張喬說的的確是事實,嵇康曾看過水鏡。可,正因為絲毫不差,他才心中難受。明明是高冷的設定,卻對別人輕易的付出真心,這真的是張喬,而他真的打眼了麼?
“盤旋在孟言身上的秘密這麼多,無非是為利,為了名,為了權,”張喬平靜著問,“……抑或是為了情,嵇康,你不是想用我釣出一條大魚麼,那我就釣給你看……”
沐策在偏院站了許久,才聽見開門的聲音。
張喬見沐策騰地站起來,不由得一驚,“!”
“……我叫你來吃飯。”
張喬失笑,“行了,大風大浪都見過了,我這點都受不了?”
沐策道,“這個跟戰場不一樣,畢竟……”
“畢竟我終歸是女兒身?”張喬同沐策並行,“嗬嗬,將軍,這事兒……”
“我知道!”沐策道,“我從來沒想過以此來圍困你,但我沒想到祁朔竟如此行徑,讓你身犯險境!”

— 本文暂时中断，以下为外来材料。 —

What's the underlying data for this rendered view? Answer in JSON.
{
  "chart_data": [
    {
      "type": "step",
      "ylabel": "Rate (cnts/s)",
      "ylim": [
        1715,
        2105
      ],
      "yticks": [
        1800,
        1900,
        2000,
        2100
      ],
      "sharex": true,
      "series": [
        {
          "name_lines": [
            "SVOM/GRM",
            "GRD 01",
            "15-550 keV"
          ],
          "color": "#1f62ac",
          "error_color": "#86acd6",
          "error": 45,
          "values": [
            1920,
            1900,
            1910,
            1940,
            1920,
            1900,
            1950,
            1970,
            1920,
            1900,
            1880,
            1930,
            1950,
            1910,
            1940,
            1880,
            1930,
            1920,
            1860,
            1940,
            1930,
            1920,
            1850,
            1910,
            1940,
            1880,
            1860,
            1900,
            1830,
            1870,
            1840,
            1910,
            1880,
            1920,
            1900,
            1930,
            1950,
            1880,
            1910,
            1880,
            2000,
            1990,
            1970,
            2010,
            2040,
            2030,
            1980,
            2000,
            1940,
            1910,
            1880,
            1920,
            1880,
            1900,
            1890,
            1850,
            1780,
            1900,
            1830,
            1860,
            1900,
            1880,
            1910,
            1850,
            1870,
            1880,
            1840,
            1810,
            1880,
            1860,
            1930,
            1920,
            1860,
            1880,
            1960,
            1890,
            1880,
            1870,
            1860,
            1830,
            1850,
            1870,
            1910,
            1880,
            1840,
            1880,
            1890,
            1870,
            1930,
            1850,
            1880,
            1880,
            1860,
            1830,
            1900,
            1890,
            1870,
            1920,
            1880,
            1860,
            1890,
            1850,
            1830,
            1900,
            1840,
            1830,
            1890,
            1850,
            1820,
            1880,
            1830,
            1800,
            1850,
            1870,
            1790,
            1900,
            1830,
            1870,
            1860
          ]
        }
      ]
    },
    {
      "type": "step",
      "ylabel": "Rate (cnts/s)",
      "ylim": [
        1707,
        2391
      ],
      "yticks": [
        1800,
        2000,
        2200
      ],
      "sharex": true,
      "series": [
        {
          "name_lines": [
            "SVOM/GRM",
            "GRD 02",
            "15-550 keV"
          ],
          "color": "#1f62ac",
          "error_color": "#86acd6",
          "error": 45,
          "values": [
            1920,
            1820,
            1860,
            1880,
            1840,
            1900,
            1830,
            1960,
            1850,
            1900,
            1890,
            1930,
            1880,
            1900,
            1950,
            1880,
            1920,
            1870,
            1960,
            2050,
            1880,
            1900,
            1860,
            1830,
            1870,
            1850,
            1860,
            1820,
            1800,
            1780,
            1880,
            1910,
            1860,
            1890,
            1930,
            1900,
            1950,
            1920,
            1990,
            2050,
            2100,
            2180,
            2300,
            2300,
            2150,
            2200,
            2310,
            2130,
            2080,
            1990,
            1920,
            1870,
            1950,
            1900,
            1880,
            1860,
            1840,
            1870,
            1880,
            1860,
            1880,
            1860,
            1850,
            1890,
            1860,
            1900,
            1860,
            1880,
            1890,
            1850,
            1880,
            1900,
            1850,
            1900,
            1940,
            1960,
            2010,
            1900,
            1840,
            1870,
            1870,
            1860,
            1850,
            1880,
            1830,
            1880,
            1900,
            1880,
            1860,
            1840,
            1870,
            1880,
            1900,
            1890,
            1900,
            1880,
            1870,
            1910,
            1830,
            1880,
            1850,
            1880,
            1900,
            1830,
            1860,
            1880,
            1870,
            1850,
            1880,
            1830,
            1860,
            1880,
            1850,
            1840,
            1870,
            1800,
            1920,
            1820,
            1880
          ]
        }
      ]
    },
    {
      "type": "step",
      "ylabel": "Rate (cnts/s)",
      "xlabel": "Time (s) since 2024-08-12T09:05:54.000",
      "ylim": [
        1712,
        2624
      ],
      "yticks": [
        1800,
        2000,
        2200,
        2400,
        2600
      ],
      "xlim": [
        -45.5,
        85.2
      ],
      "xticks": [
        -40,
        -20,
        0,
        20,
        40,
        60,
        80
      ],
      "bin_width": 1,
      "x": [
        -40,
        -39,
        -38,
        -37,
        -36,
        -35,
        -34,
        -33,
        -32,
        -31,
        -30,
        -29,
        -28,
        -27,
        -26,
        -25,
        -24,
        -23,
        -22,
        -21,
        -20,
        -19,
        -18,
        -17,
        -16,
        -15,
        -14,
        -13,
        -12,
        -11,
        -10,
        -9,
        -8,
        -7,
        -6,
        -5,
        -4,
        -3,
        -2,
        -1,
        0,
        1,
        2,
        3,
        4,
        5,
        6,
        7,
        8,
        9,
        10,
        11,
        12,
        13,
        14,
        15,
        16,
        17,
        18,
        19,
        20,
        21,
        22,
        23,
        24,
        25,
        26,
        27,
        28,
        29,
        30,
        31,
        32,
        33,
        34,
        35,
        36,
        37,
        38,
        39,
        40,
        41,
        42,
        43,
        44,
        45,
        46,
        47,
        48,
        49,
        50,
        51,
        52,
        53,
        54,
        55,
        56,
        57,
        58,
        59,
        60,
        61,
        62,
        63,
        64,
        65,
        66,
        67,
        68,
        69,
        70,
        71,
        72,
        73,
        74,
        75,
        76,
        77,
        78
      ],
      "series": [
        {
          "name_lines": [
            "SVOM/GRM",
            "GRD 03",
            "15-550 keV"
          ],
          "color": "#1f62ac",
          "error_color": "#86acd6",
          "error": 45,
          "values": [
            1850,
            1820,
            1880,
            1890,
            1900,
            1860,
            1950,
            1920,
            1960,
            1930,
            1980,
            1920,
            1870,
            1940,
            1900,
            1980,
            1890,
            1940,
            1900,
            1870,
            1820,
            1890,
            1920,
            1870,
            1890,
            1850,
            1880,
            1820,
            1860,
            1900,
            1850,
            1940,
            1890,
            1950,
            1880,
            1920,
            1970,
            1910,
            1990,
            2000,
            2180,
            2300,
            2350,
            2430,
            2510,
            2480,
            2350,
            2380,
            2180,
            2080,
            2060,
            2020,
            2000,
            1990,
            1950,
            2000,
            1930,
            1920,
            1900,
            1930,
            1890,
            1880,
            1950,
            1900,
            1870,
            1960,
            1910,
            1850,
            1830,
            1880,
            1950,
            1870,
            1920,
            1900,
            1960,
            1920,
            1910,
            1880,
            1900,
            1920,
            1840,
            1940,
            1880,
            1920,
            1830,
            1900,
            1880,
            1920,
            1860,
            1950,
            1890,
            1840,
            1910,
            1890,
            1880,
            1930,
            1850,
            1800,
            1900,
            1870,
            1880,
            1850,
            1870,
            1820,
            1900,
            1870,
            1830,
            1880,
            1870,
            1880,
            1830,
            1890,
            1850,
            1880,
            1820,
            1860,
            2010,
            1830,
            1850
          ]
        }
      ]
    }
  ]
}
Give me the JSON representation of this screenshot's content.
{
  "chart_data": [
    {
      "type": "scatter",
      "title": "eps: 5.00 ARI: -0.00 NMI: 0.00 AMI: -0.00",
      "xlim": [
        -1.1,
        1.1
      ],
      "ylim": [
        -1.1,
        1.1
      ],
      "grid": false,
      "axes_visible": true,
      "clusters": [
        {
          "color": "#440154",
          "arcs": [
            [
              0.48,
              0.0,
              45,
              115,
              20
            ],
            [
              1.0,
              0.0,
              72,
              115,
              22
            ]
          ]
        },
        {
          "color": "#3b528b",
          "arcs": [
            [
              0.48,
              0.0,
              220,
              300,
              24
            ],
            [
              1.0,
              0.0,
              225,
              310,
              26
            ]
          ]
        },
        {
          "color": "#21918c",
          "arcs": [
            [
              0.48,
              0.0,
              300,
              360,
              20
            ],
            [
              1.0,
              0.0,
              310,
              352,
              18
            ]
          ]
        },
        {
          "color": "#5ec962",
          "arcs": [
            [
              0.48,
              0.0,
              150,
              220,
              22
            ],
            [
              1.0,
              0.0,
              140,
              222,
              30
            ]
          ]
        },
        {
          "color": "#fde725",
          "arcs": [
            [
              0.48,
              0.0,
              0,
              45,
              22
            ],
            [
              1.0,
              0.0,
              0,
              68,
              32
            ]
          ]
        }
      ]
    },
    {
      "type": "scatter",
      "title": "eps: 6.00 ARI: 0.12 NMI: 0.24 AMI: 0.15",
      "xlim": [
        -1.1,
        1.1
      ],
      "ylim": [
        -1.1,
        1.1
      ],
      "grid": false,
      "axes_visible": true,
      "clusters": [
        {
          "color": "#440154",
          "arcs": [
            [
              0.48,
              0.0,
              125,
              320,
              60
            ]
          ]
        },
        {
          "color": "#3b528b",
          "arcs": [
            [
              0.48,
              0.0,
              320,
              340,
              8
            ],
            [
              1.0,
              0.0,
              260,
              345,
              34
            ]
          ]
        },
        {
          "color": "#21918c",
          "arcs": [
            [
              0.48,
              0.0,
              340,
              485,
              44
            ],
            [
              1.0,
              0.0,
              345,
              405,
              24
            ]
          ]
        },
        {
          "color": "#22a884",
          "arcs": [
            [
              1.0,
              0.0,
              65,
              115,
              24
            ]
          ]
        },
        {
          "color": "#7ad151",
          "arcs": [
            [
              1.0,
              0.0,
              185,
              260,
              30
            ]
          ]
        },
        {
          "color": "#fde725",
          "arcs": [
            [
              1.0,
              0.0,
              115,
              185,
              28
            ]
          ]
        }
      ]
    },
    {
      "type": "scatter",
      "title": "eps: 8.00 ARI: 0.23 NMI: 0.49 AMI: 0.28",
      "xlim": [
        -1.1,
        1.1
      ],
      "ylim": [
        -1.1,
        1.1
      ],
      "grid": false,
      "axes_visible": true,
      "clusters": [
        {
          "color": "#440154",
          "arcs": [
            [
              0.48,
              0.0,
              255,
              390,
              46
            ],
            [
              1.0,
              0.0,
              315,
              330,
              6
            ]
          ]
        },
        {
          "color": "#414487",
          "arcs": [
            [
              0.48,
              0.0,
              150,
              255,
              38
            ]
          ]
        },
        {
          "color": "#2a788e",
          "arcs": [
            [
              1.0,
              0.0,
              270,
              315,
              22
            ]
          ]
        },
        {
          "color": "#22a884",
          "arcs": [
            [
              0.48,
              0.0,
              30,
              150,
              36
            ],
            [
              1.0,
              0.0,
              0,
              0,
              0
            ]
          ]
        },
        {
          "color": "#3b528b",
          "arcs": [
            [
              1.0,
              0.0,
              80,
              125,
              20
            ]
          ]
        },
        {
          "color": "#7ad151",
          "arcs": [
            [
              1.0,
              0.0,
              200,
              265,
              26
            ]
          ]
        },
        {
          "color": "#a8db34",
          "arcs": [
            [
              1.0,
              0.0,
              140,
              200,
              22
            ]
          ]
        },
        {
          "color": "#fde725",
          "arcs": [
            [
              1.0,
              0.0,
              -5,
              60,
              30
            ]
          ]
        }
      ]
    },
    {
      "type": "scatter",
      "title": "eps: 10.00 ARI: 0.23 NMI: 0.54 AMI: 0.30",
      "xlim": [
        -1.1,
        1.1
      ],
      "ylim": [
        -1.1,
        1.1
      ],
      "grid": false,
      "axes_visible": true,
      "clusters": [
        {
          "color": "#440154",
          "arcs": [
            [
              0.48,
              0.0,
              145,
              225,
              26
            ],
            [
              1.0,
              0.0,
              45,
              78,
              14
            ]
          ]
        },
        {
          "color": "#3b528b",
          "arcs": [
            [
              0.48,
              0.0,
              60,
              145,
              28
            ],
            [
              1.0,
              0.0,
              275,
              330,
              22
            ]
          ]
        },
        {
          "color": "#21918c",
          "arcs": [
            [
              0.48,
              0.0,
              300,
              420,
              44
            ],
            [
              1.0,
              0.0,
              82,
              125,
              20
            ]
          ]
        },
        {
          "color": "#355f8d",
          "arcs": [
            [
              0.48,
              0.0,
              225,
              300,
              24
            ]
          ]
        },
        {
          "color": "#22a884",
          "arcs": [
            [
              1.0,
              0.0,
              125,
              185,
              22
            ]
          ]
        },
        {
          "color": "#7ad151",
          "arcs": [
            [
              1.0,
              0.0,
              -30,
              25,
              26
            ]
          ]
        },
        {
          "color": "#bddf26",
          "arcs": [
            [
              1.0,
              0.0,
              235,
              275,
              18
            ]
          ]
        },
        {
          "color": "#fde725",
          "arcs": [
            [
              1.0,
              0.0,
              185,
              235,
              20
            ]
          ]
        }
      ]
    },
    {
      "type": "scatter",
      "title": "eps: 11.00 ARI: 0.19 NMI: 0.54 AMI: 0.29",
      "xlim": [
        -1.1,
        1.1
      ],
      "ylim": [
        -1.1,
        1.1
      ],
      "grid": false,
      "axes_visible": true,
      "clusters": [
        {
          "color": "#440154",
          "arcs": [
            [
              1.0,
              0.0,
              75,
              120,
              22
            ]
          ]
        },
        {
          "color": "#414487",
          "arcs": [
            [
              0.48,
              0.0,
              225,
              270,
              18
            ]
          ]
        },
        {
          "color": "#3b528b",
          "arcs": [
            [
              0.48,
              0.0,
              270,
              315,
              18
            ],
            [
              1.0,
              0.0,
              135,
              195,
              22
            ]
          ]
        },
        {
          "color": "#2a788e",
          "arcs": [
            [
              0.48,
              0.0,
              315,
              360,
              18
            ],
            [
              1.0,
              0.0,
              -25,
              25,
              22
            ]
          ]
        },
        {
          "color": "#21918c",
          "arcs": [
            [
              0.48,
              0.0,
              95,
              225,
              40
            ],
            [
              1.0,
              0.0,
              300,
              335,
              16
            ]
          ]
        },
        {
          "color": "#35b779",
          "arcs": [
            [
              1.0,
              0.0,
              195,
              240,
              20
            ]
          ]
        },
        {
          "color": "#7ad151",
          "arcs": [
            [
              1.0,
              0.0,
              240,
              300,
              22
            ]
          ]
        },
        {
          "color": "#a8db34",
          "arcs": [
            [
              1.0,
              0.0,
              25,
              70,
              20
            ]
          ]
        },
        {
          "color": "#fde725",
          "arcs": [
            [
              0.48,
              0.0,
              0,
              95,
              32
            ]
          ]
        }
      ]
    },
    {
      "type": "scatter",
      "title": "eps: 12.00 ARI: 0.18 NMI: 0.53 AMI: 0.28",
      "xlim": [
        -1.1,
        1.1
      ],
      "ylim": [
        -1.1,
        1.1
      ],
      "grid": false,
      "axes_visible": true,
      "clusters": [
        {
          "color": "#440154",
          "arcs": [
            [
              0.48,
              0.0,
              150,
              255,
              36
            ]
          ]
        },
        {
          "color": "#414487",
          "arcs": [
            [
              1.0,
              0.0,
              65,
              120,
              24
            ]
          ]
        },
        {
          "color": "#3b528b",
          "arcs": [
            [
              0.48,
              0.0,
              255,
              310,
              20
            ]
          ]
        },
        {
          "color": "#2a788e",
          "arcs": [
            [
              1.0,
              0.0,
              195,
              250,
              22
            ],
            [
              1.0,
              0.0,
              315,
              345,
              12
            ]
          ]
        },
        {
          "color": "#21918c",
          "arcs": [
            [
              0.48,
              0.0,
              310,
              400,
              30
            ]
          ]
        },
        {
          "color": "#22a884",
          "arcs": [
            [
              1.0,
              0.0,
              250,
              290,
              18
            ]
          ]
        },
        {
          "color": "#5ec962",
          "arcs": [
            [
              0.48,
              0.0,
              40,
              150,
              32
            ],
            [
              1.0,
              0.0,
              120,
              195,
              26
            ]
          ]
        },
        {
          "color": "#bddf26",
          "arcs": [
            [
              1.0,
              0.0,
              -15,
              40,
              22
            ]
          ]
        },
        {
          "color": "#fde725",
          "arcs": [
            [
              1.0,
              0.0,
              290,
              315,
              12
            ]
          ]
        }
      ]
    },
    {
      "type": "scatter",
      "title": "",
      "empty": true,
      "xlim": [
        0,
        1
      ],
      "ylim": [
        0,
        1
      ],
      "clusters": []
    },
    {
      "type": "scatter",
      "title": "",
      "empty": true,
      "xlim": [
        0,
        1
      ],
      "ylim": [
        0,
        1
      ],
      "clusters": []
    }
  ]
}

沐策回想起那夜的一幕幕,氣血一陣陣向上湧,他若是不碰巧來呢?他要是沒有正好發現?他要是不曾心懷記掛……孟言會怎樣!一想到孟言委屈的模樣,昔時戰場淒厲,哪怕被鄧玉的利箭射穿肩膀,拔箭的時候她都沒喊過疼。一個女孩子便裝於男人之間,甘願失去自己的真實身份,壓抑自己的真實情感,少小離家,寒窗苦讀,哪怕舉世盛名心中又怎會真的甘之如飴,可如今,竟還有人拿著兄弟情義來驅使她成為權力鬥爭的犧牲品……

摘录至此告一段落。